Honey pointed a hoof a little towards the left. "Yup. That's Ponyville all right. That over there is the Ponyville Tower. One the town's few outstanding landmarks. It's actually one of the three remaining clock towers from the founding era that is still fully functional. It used to be every town back then had a clock tower on account that miniaturizing clock gear technology wasn't cost effective with current materials. That changed in 692 however, when Professor Tick Tock combined his profession with Doctor Coinage's alloy development transmutation matrix to create a cheaper alternative to-"

A large fake snore from Trixie broke the history teacher out of her lecture. "That's one very interesting and completely useful tidbit that's going to be locked in Trixie's vault for the rest of her life."

"A simple 'later Daring' would have sufficed," Honey remarked back in return.
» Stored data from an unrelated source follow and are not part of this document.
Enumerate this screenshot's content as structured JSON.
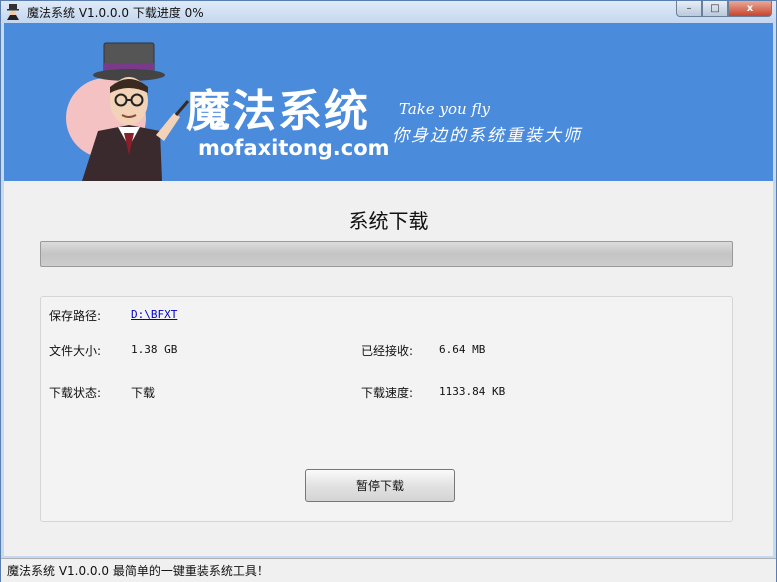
{
  "window": {
    "title": "魔法系统 V1.0.0.0 下载进度 0%",
    "controls": {
      "minimize": "–",
      "maximize": "□",
      "close": "x"
    }
  },
  "banner": {
    "logo_text": "魔法系统",
    "url": "mofaxitong.com",
    "tagline_en": "Take you fly",
    "tagline_cn": "你身边的系统重装大师"
  },
  "download": {
    "title": "系统下载",
    "progress_percent": 0
  },
  "info": {
    "save_path_label": "保存路径:",
    "save_path": "D:\\BFXT",
    "file_size_label": "文件大小:",
    "file_size": "1.38 GB",
    "received_label": "已经接收:",
    "received": "6.64 MB",
    "status_label": "下载状态:",
    "status": "下载",
    "speed_label": "下载速度:",
    "speed": "1133.84 KB"
  },
  "buttons": {
    "pause": "暂停下载"
  },
  "statusbar": {
    "text": "魔法系统 V1.0.0.0 最简单的一键重装系统工具！"
  },
  "colors": {
    "banner": "#4a8bdc",
    "window_frame": "#c5d9f0",
    "link": "#0000cc"
  }
}
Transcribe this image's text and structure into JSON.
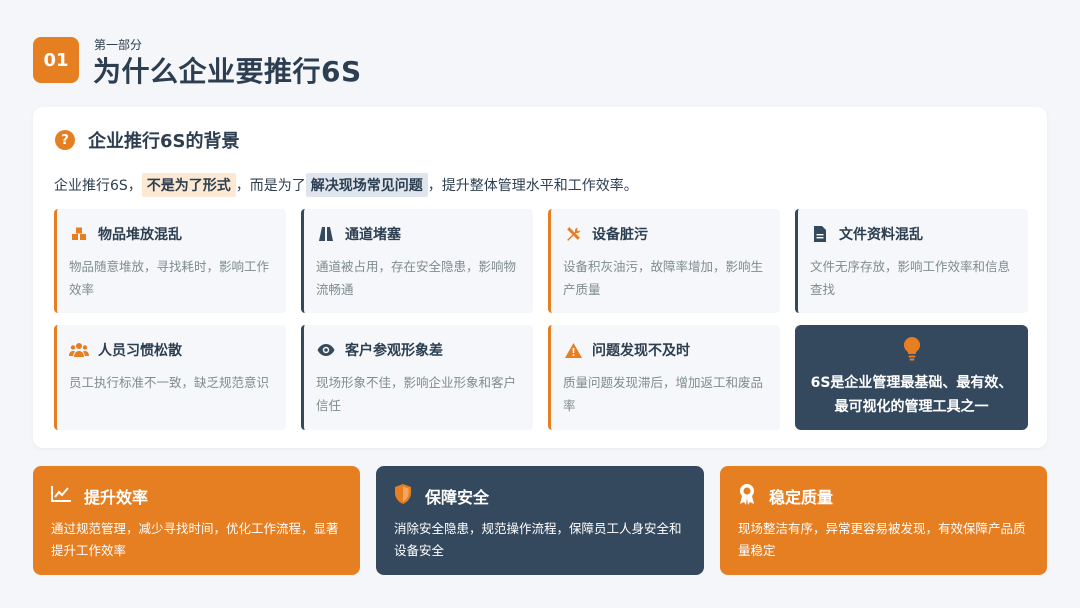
{
  "header": {
    "badge": "01",
    "subtitle": "第一部分",
    "title": "为什么企业要推行6S"
  },
  "panel": {
    "question_glyph": "?",
    "title": "企业推行6S的背景",
    "intro": {
      "part1": "企业推行6S，",
      "highlight1": "不是为了形式",
      "part2": "，而是为了",
      "highlight2": "解决现场常见问题",
      "part3": "，提升整体管理水平和工作效率。"
    },
    "cards": [
      {
        "title": "物品堆放混乱",
        "desc": "物品随意堆放，寻找耗时，影响工作效率",
        "icon": "boxes-icon",
        "border": "#e67e22"
      },
      {
        "title": "通道堵塞",
        "desc": "通道被占用，存在安全隐患，影响物流畅通",
        "icon": "road-icon",
        "border": "#34495e"
      },
      {
        "title": "设备脏污",
        "desc": "设备积灰油污，故障率增加，影响生产质量",
        "icon": "tools-icon",
        "border": "#e67e22"
      },
      {
        "title": "文件资料混乱",
        "desc": "文件无序存放，影响工作效率和信息查找",
        "icon": "file-icon",
        "border": "#34495e"
      },
      {
        "title": "人员习惯松散",
        "desc": "员工执行标准不一致，缺乏规范意识",
        "icon": "users-icon",
        "border": "#e67e22"
      },
      {
        "title": "客户参观形象差",
        "desc": "现场形象不佳，影响企业形象和客户信任",
        "icon": "eye-icon",
        "border": "#34495e"
      },
      {
        "title": "问题发现不及时",
        "desc": "质量问题发现滞后，增加返工和废品率",
        "icon": "warning-icon",
        "border": "#e67e22"
      }
    ],
    "feature": {
      "icon": "lightbulb-icon",
      "line1": "6S是企业管理最基础、最有效、",
      "line2": "最可视化的管理工具之一"
    }
  },
  "bottom_cards": [
    {
      "title": "提升效率",
      "desc": "通过规范管理，减少寻找时间，优化工作流程，显著提升工作效率",
      "icon": "chart-line-icon",
      "color": "#e67e22"
    },
    {
      "title": "保障安全",
      "desc": "消除安全隐患，规范操作流程，保障员工人身安全和设备安全",
      "icon": "shield-icon",
      "color": "#34495e"
    },
    {
      "title": "稳定质量",
      "desc": "现场整洁有序，异常更容易被发现，有效保障产品质量稳定",
      "icon": "award-icon",
      "color": "#e67e22"
    }
  ],
  "colors": {
    "accent": "#e67e22",
    "dark": "#34495e",
    "text": "#2c3e50",
    "muted": "#7f8c8d"
  }
}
Orange Sherbet, meanwhile, continued to watch the dirt road pass by below as the houses parted to make way for a series of farms on the western outskirts. A stretch of carrot patches, vineyards, cherry groves, and finally the largest plot of all, apple orchards came into view. She tightened her voice changing choker yet again as the aircraft began to descend, making a beeline for the open patch of dirt just inside the fenceposts left of the gate.

Twilight took notice as her sun hat brushed her mane. "Easy Auntie," she said as she pulled Sherbet's hoof away from her neck. "You want to be able to breathe too."

"Sorry Twilight. Ah've just got ants in ma pants like crazy 's all."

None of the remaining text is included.